Microsoft CFO Chris Liddell said Yahoo--assuming it is acquired by the software giant--will play a big software as a service role in the combined company.Liddell, speaking at the Morgan Stanley Technology Conference, said that "clearly, software as a service is going to be a bigger component of the business going forward.
Written by Larry Dignan, Contributor

Microsoft CFO Chris Liddell said Yahoo--assuming it is acquired by the software giant--will play a big software as a service role in the combined company.

Liddell, speaking at the Morgan Stanley Technology Conference, said that "clearly, software as a service is going to be a bigger component of the business going forward." Part of that comment was pegged to today's news about Microsoft's online service plans. Liddell said that Microsoft views Yahoo as one on-ramp to delivering SaaS.
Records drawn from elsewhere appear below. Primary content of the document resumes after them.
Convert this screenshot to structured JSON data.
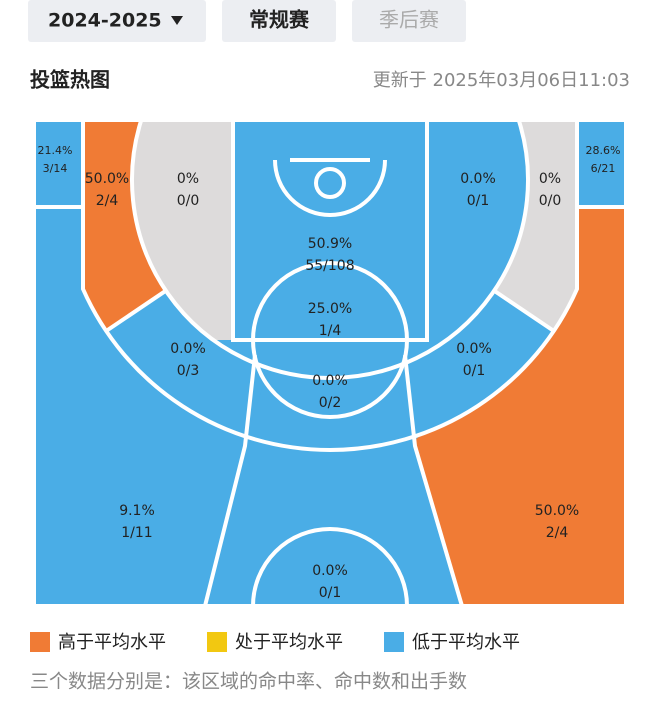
{
  "tabs": {
    "season": "2024-2025",
    "regular": "常规赛",
    "playoffs": "季后赛"
  },
  "header": {
    "title": "投篮热图",
    "updated": "更新于 2025年03月06日11:03"
  },
  "zones": [
    {
      "pct": "21.4%",
      "shots": "3/14",
      "color": "#4aade6"
    },
    {
      "pct": "28.6%",
      "shots": "6/21",
      "color": "#4aade6"
    },
    {
      "pct": "50.0%",
      "shots": "2/4",
      "color": "#f07b35"
    },
    {
      "pct": "0%",
      "shots": "0/0",
      "color": "#dddbdb"
    },
    {
      "pct": "50.9%",
      "shots": "55/108",
      "color": "#4aade6"
    },
    {
      "pct": "0.0%",
      "shots": "0/1",
      "color": "#4aade6"
    },
    {
      "pct": "0%",
      "shots": "0/0",
      "color": "#dddbdb"
    },
    {
      "pct": "25.0%",
      "shots": "1/4",
      "color": "#4aade6"
    },
    {
      "pct": "0.0%",
      "shots": "0/3",
      "color": "#4aade6"
    },
    {
      "pct": "0.0%",
      "shots": "0/2",
      "color": "#4aade6"
    },
    {
      "pct": "0.0%",
      "shots": "0/1",
      "color": "#4aade6"
    },
    {
      "pct": "9.1%",
      "shots": "1/11",
      "color": "#4aade6"
    },
    {
      "pct": "50.0%",
      "shots": "2/4",
      "color": "#f07b35"
    },
    {
      "pct": "0.0%",
      "shots": "0/1",
      "color": "#4aade6"
    }
  ],
  "legend": [
    {
      "label": "高于平均水平",
      "color": "#f07b35"
    },
    {
      "label": "处于平均水平",
      "color": "#f2c811"
    },
    {
      "label": "低于平均水平",
      "color": "#4aade6"
    }
  ],
  "note": "三个数据分别是：该区域的命中率、命中数和出手数"
}
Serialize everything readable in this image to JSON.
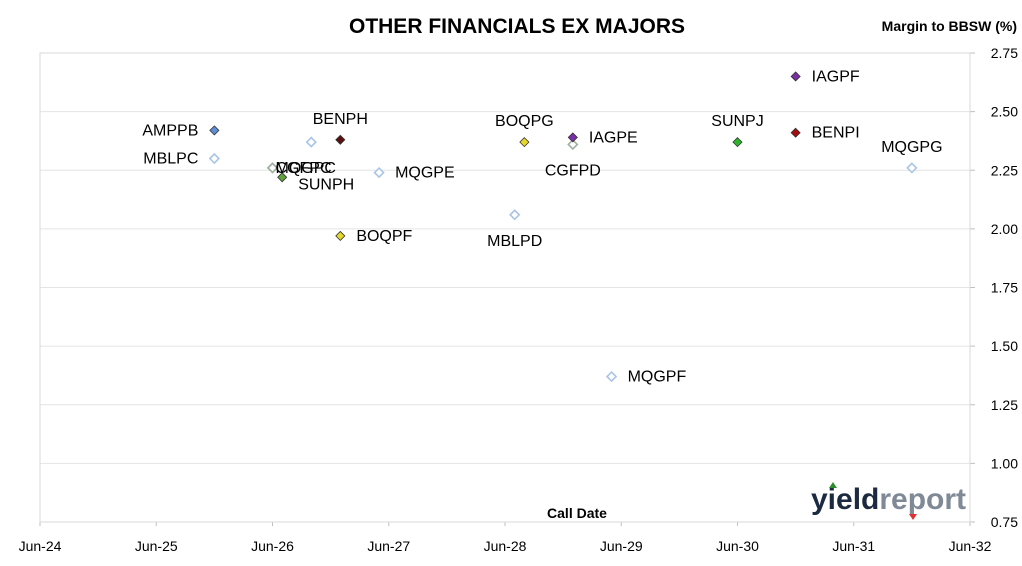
{
  "chart_data": {
    "type": "scatter",
    "title": "OTHER FINANCIALS EX MAJORS",
    "ylabel": "Margin to BBSW (%)",
    "xlabel": "Call Date",
    "ylim": [
      0.75,
      2.75
    ],
    "yticks": [
      "0.75",
      "1.00",
      "1.25",
      "1.50",
      "1.75",
      "2.00",
      "2.25",
      "2.50",
      "2.75"
    ],
    "xlim": [
      "2024-06",
      "2032-06"
    ],
    "xticks": [
      "Jun-24",
      "Jun-25",
      "Jun-26",
      "Jun-27",
      "Jun-28",
      "Jun-29",
      "Jun-30",
      "Jun-31",
      "Jun-32"
    ],
    "grid": "horizontal",
    "points": [
      {
        "name": "AMPPB",
        "x": "2025-12",
        "y": 2.42,
        "color": "#5b8fd6",
        "fill": "solid",
        "label_side": "left"
      },
      {
        "name": "MBLPC",
        "x": "2025-12",
        "y": 2.3,
        "color": "#a9c4e6",
        "fill": "hollow",
        "label_side": "left"
      },
      {
        "name": "MQGPC",
        "x": "2026-06",
        "y": 2.26,
        "color": "#7fa86b",
        "fill": "hollow",
        "label_side": "right"
      },
      {
        "name": "CGFPC",
        "x": "2026-06",
        "y": 2.26,
        "color": "#a0b0a0",
        "fill": "hollow",
        "label_side": "right"
      },
      {
        "name": "SUNPH",
        "x": "2026-07",
        "y": 2.22,
        "color": "#5ea03c",
        "fill": "solid",
        "label_side": "right-below"
      },
      {
        "name": "",
        "x": "2026-10",
        "y": 2.37,
        "color": "#a9c4e6",
        "fill": "hollow",
        "label_side": "none"
      },
      {
        "name": "BENPH",
        "x": "2027-01",
        "y": 2.38,
        "color": "#5a1010",
        "fill": "solid",
        "label_side": "above"
      },
      {
        "name": "BOQPF",
        "x": "2027-01",
        "y": 1.97,
        "color": "#e6d82a",
        "fill": "solid",
        "label_side": "right"
      },
      {
        "name": "MQGPE",
        "x": "2027-05",
        "y": 2.24,
        "color": "#a9c4e6",
        "fill": "hollow",
        "label_side": "right"
      },
      {
        "name": "MBLPD",
        "x": "2028-07",
        "y": 2.06,
        "color": "#a9c4e6",
        "fill": "hollow",
        "label_side": "below"
      },
      {
        "name": "BOQPG",
        "x": "2028-08",
        "y": 2.37,
        "color": "#e6d82a",
        "fill": "solid",
        "label_side": "above"
      },
      {
        "name": "CGFPD",
        "x": "2029-01",
        "y": 2.36,
        "color": "#a0b0a0",
        "fill": "hollow",
        "label_side": "below"
      },
      {
        "name": "IAGPE",
        "x": "2029-01",
        "y": 2.39,
        "color": "#7a2fa8",
        "fill": "solid",
        "label_side": "right"
      },
      {
        "name": "MQGPF",
        "x": "2029-05",
        "y": 1.37,
        "color": "#a9c4e6",
        "fill": "hollow",
        "label_side": "right"
      },
      {
        "name": "SUNPJ",
        "x": "2030-06",
        "y": 2.37,
        "color": "#2db52d",
        "fill": "solid",
        "label_side": "above"
      },
      {
        "name": "IAGPF",
        "x": "2030-12",
        "y": 2.65,
        "color": "#7a2fa8",
        "fill": "solid",
        "label_side": "right"
      },
      {
        "name": "BENPI",
        "x": "2030-12",
        "y": 2.41,
        "color": "#a01010",
        "fill": "solid",
        "label_side": "right"
      },
      {
        "name": "MQGPG",
        "x": "2031-12",
        "y": 2.26,
        "color": "#a9c4e6",
        "fill": "hollow",
        "label_side": "above"
      }
    ]
  },
  "logo": {
    "part1": "yield",
    "part2": "report",
    "arrow_up_color": "#2e8b2e",
    "arrow_down_color": "#e03030"
  }
}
As the the countdown to March 13--the deadline for Microsoft to launch a proxy war--Liddell didn't elaborate much on Yahoo beyond the following statement (see Techmeme roundup):

The company has not yet formally responded to our offer. So you've seen the same press reports we have in terms of their view of it. You know, we continue to look at our options, and that's something that I'm incredibly systematic about. That's something that we look at, those alternatives, every week on the basis of what's happening in the external market: what the opportunities for us are both in our customer business and through acquisition. So, you know, we'll continue to look at those alternatives as we go forward, but there's no news, per se, on Yahoo.
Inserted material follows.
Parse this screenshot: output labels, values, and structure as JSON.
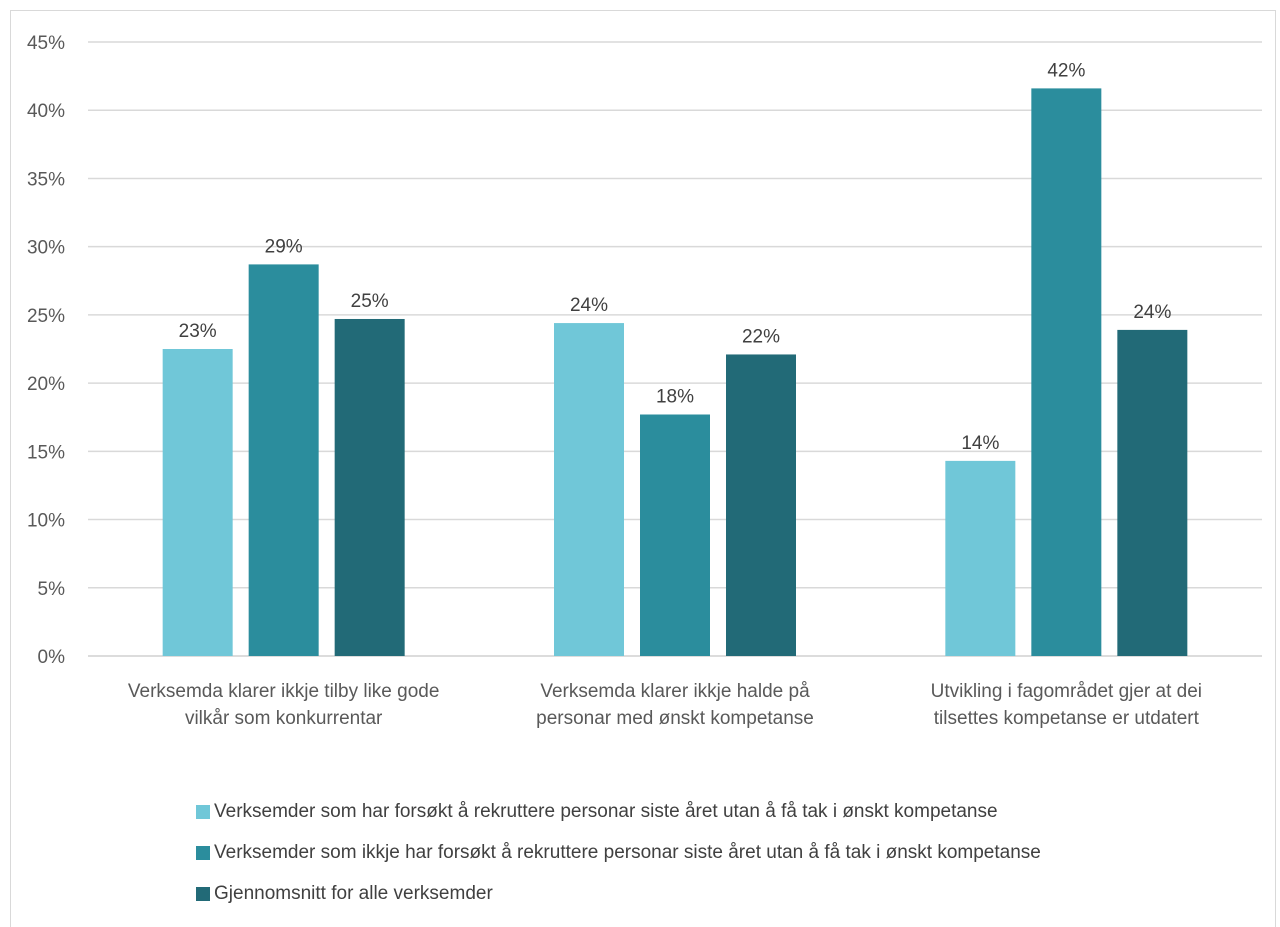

Other odds and ends: Liddell said that Microsoft's IT budget is down year over year as the company looks for "some efficiencies who are non-software related." The trend overall though is up, Liddell argued realizing he may have stepped into a ditch. After all, if Microsoft is cutting IT spending it's tough to convince customers to ramp up spending on its software portfolio. "Look. It's consistent with all our investment philosophy. We make multi-year decisions. So just because the economy might have a soft few quarters doesn't fundamentally change the way that we run the business," he said.
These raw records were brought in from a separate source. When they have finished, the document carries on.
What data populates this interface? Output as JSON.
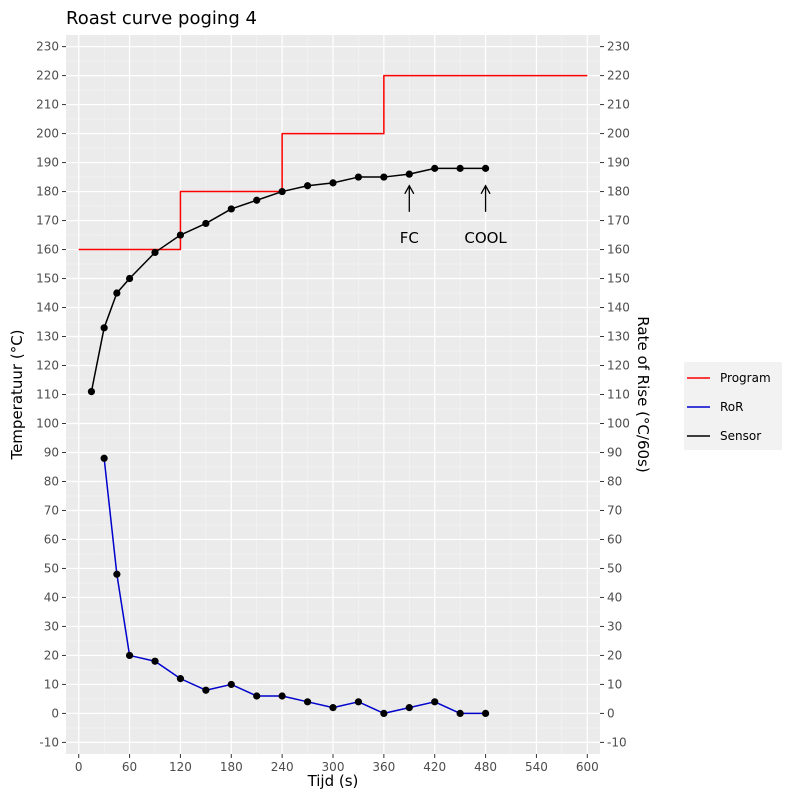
{
  "chart_data": {
    "type": "line",
    "title": "Roast curve poging 4",
    "xlabel": "Tijd (s)",
    "ylabel": "Temperatuur (°C)",
    "y2label": "Rate of Rise (°C/60s)",
    "xlim": [
      -15,
      615
    ],
    "ylim": [
      -14,
      234
    ],
    "xticks": [
      0,
      60,
      120,
      180,
      240,
      300,
      360,
      420,
      480,
      540,
      600
    ],
    "yticks": [
      -10,
      0,
      10,
      20,
      30,
      40,
      50,
      60,
      70,
      80,
      90,
      100,
      110,
      120,
      130,
      140,
      150,
      160,
      170,
      180,
      190,
      200,
      210,
      220,
      230
    ],
    "grid": true,
    "legend_position": "right",
    "series": [
      {
        "name": "Program",
        "color": "#ff0000",
        "style": "step",
        "markers": false,
        "x": [
          0,
          120,
          120,
          240,
          240,
          360,
          360,
          600
        ],
        "y": [
          160,
          160,
          180,
          180,
          200,
          200,
          220,
          220
        ]
      },
      {
        "name": "RoR",
        "color": "#0000cc",
        "style": "line",
        "markers": true,
        "x": [
          30,
          45,
          60,
          90,
          120,
          150,
          180,
          210,
          240,
          270,
          300,
          330,
          360,
          390,
          420,
          450,
          480
        ],
        "y": [
          88,
          48,
          20,
          18,
          12,
          8,
          10,
          6,
          6,
          4,
          2,
          4,
          0,
          2,
          4,
          0,
          0
        ]
      },
      {
        "name": "Sensor",
        "color": "#000000",
        "style": "line",
        "markers": true,
        "x": [
          15,
          30,
          45,
          60,
          90,
          120,
          150,
          180,
          210,
          240,
          270,
          300,
          330,
          360,
          390,
          420,
          450,
          480
        ],
        "y": [
          111,
          133,
          145,
          150,
          159,
          165,
          169,
          174,
          177,
          180,
          182,
          183,
          185,
          185,
          186,
          188,
          188,
          188
        ]
      }
    ],
    "annotations": [
      {
        "label": "FC",
        "x": 390,
        "y_arrow_top": 182,
        "y_arrow_bottom": 173,
        "y_text": 164
      },
      {
        "label": "COOL",
        "x": 480,
        "y_arrow_top": 182,
        "y_arrow_bottom": 173,
        "y_text": 164
      }
    ]
  }
}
Enterprise agreements are growing. Liddell said:

What we have seen over the last few quarters is a very, very good adoption and renewal rate in our enterprise agreement structure. And what that's really reflecting is that people see us as a core part of their infrastructure going forward, and a lot of the products that we are bringing in which are additional to the ones that they thought about historically at Microsoft have really taken hold. So things like SharePoint, for example, you know, that's a perfect example.